Spectral and Analytical Data for Selected Compounds N-Phenyl-1,4-butanediamine (1a) was obtained as an oil (80%). ¹H NMR (300 MHz, CDCl3): δ = 7.15-7.20 (2 H, m), 6.69 (1 H, tt, J = 7.3, 1.0 Hz), 6.60 (2 H, td, J = 7.5, 1.0 Hz), 3.13 (2 H, t, J = 6.8 Hz), 2.77 (2 H, t, J = 6.7 Hz), 2.45 (2 H, br s), 1.56-1.70 (4 H, m). ¹³C NMR (75 MHz, CDCl3): δ = 148.37, 129.19, 117.17, 112.69, 43.72, 41.64, 30.63, 26.83. Anal. Calcd for C10H16N2: C, 73.13; H, 9.82; N, 17.06. Found: C, 73.06; H, 9.85; N, 17.01.
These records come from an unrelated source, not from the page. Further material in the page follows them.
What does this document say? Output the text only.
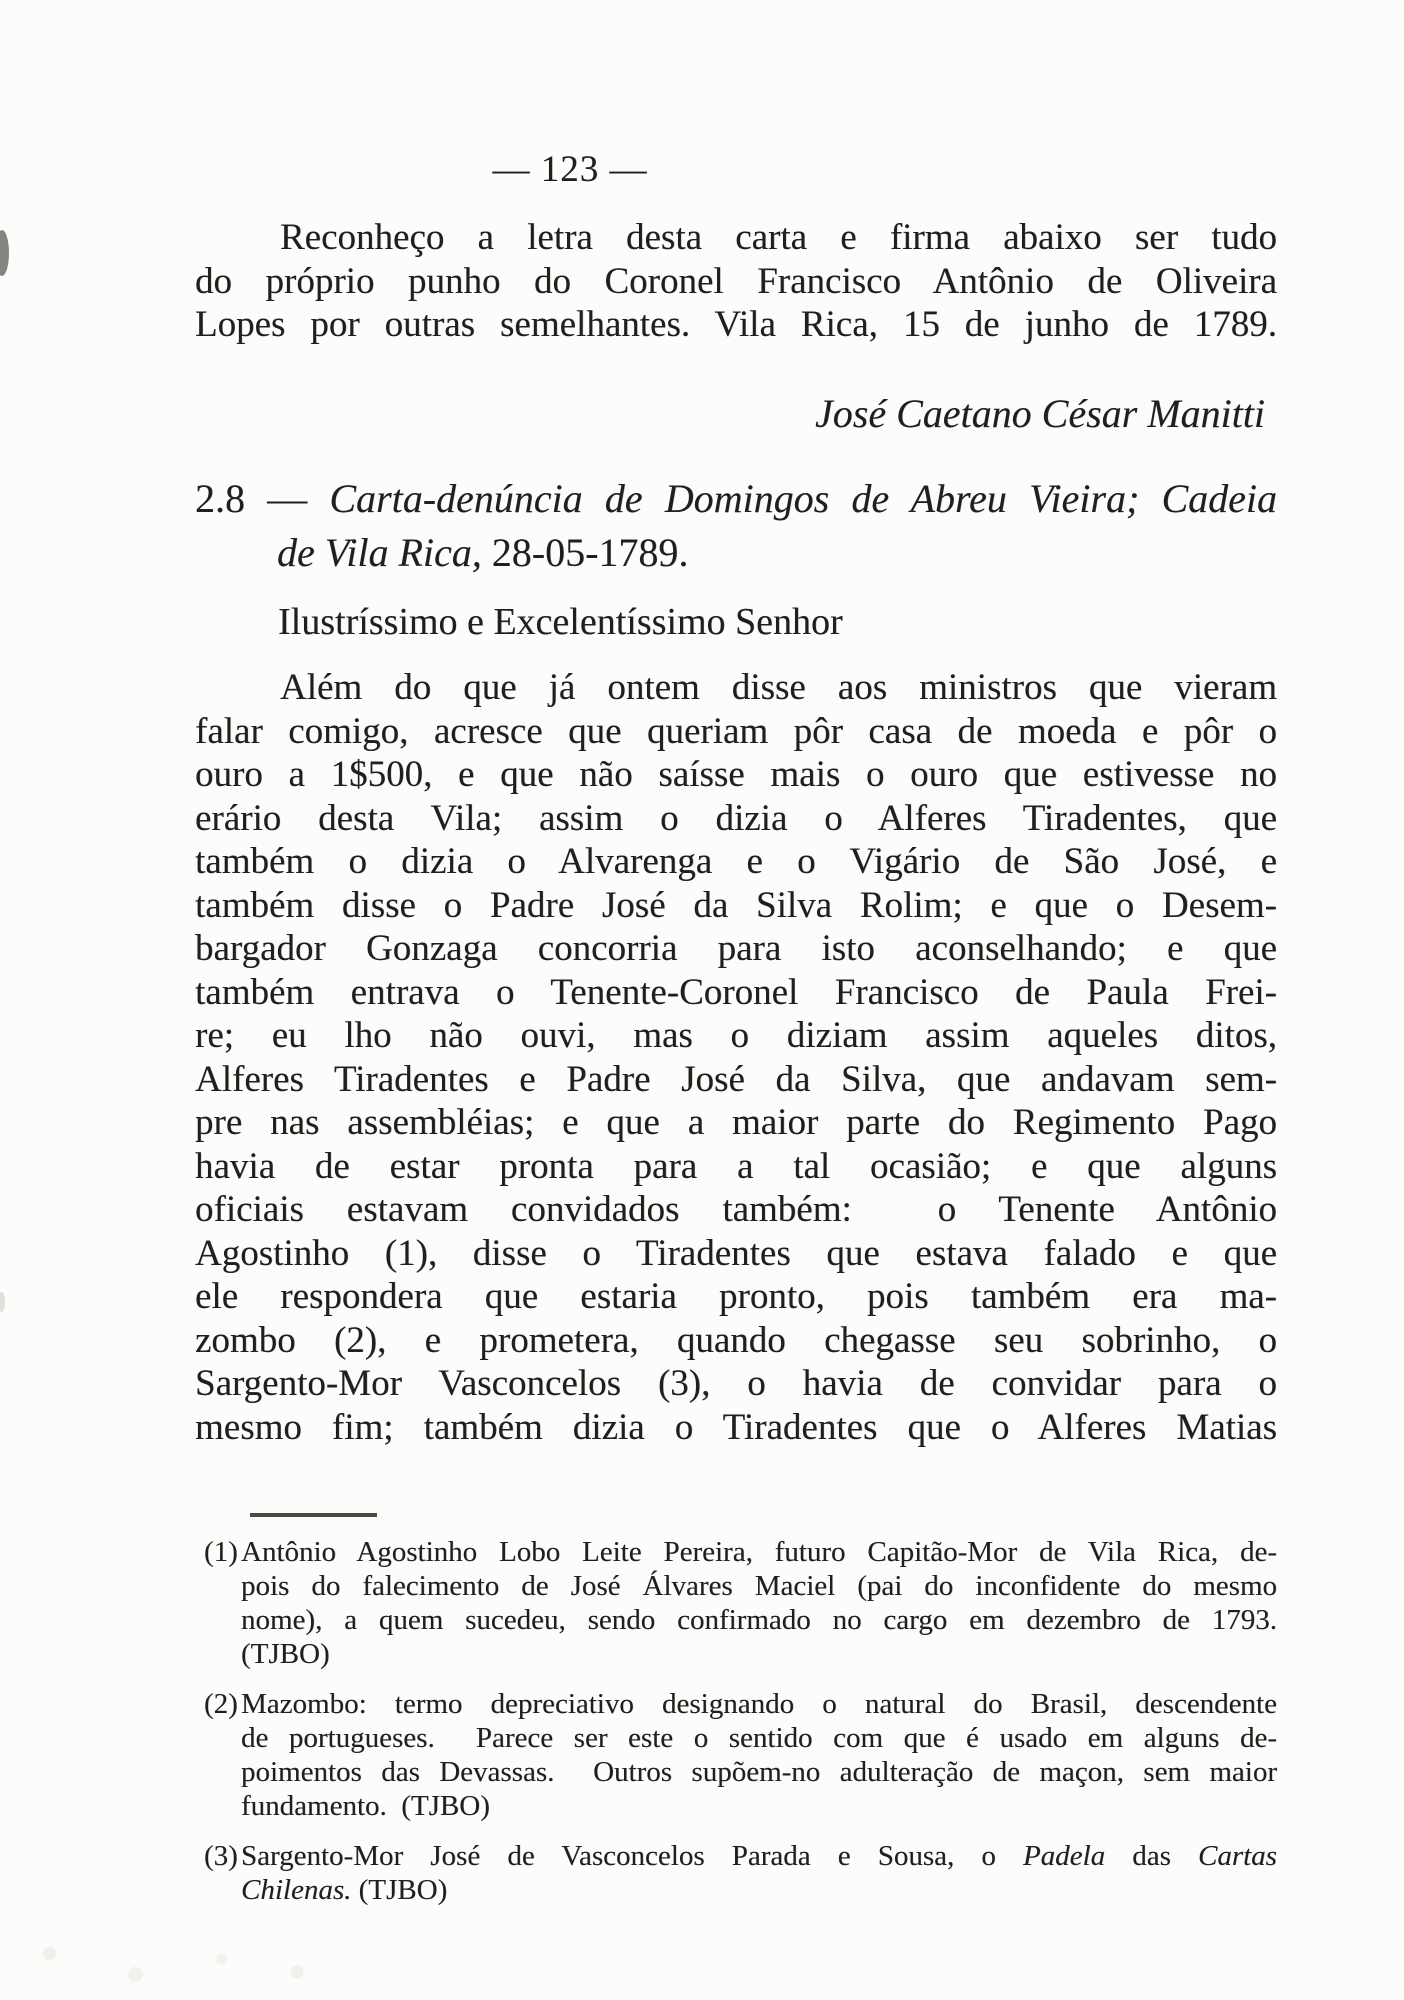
— 123 —
Reconheço a letra desta carta e firma abaixo ser tudo
do próprio punho do Coronel Francisco Antônio de Oliveira
Lopes por outras semelhantes. Vila Rica, 15 de junho de 1789.
José Caetano César Manitti
2.8 — Carta-denúncia de Domingos de Abreu Vieira; Cadeia
de Vila Rica, 28-05-1789.
Ilustríssimo e Excelentíssimo Senhor
Além do que já ontem disse aos ministros que vieram
falar comigo, acresce que queriam pôr casa de moeda e pôr o
ouro a 1$500, e que não saísse mais o ouro que estivesse no
erário desta Vila; assim o dizia o Alferes Tiradentes, que
também o dizia o Alvarenga e o Vigário de São José, e
também disse o Padre José da Silva Rolim; e que o Desem-
bargador Gonzaga concorria para isto aconselhando; e que
também entrava o Tenente-Coronel Francisco de Paula Frei-
re; eu lho não ouvi, mas o diziam assim aqueles ditos,
Alferes Tiradentes e Padre José da Silva, que andavam sem-
pre nas assembléias; e que a maior parte do Regimento Pago
havia de estar pronta para a tal ocasião; e que alguns
oficiais estavam convidados também:  o Tenente Antônio
Agostinho (1), disse o Tiradentes que estava falado e que
ele respondera que estaria pronto, pois também era ma-
zombo (2), e prometera, quando chegasse seu sobrinho, o
Sargento-Mor Vasconcelos (3), o havia de convidar para o
mesmo fim; também dizia o Tiradentes que o Alferes Matias
(1) Antônio Agostinho Lobo Leite Pereira, futuro Capitão-Mor de Vila Rica, de-
pois do falecimento de José Álvares Maciel (pai do inconfidente do mesmo
nome), a quem sucedeu, sendo confirmado no cargo em dezembro de 1793.
(TJBO)
(2) Mazombo: termo depreciativo designando o natural do Brasil, descendente
de portugueses.  Parece ser este o sentido com que é usado em alguns de-
poimentos das Devassas.  Outros supõem-no adulteração de maçon, sem maior
fundamento.  (TJBO)
(3) Sargento-Mor José de Vasconcelos Parada e Sousa, o Padela das Cartas
Chilenas. (TJBO)
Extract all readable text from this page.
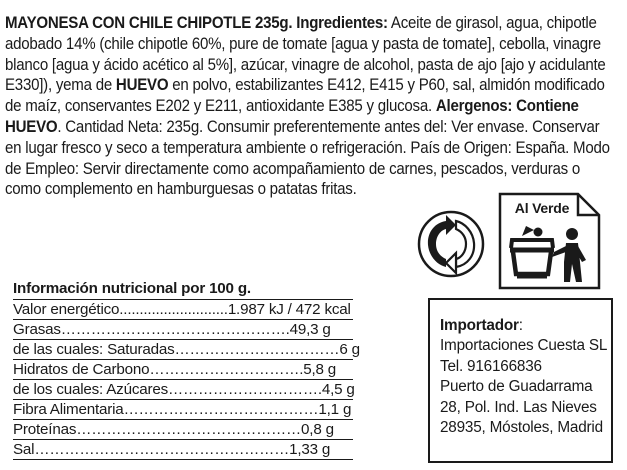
MAYONESA CON CHILE CHIPOTLE 235g. Ingredientes: Aceite de girasol, agua, chipotle adobado 14% (chile chipotle 60%, pure de tomate [agua y pasta de tomate], cebolla, vinagre blanco [agua y ácido acético al 5%], azúcar, vinagre de alcohol, pasta de ajo [ajo y acidulante E330]), yema de HUEVO en polvo, estabilizantes E412, E415 y P60, sal, almidón modificado de maíz, conservantes E202 y E211, antioxidante E385 y glucosa. Alergenos: Contiene HUEVO. Cantidad Neta: 235g. Consumir preferentemente antes del: Ver envase. Conservar en lugar fresco y seco a temperatura ambiente o refrigeración. País de Origen: España. Modo de Empleo: Servir directamente como acompañamiento de carnes, pescados, verduras o como complemento en hamburguesas o patatas fritas.
Al Verde
Información nutricional por 100 g.
Valor energético...........................1.987 kJ / 472 kcal
Grasas……………………………………….49,3 g
de las cuales: Saturadas……………………………6 g
Hidratos de Carbono………………………….5,8 g
de los cuales: Azúcares………………………….4,5 g
Fibra Alimentaria…………………………………1,1 g
Proteínas………………………………………0,8 g
Sal……………………………………………1,33 g
Importador:
Importaciones Cuesta SL
Tel. 916166836
Puerto de Guadarrama
28, Pol. Ind. Las Nieves
28935, Móstoles, Madrid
N-(Phenyl)-1,5-pentanediamine (1i) was obtained as an oil (82%). ¹H NMR (300 MHz, CDCl3): δ = 7.14-7.17 (2 H, m), 6.68 (1 H, dt, J = 7.9, 0.9 Hz), 6.60 (2 H, dd, J = 7.9, 0.9 Hz), 3.11 (2 H, t, J = 7.0 Hz), 2.71 (2 H, t, J = 6.7 Hz), 1.85 (2 H, br s), 1.53-1.70 (4 H, m), 1.37-1.52 (2 H, m). ¹³C NMR (75 MHz, CDCl3): δ = 144.90, 125.68, 113.59, 109.13, 40.33, 38.41, 29.71, 25.85, 20.90. Anal. Calcd for C11H18N2: C, 74.11; H, 10.18; N, 15.71. Found: C, 74.01; H, 10.21; N, 15.67.
Spectral and analytical data of compounds 1b-h,j-l are available as Supporting Information.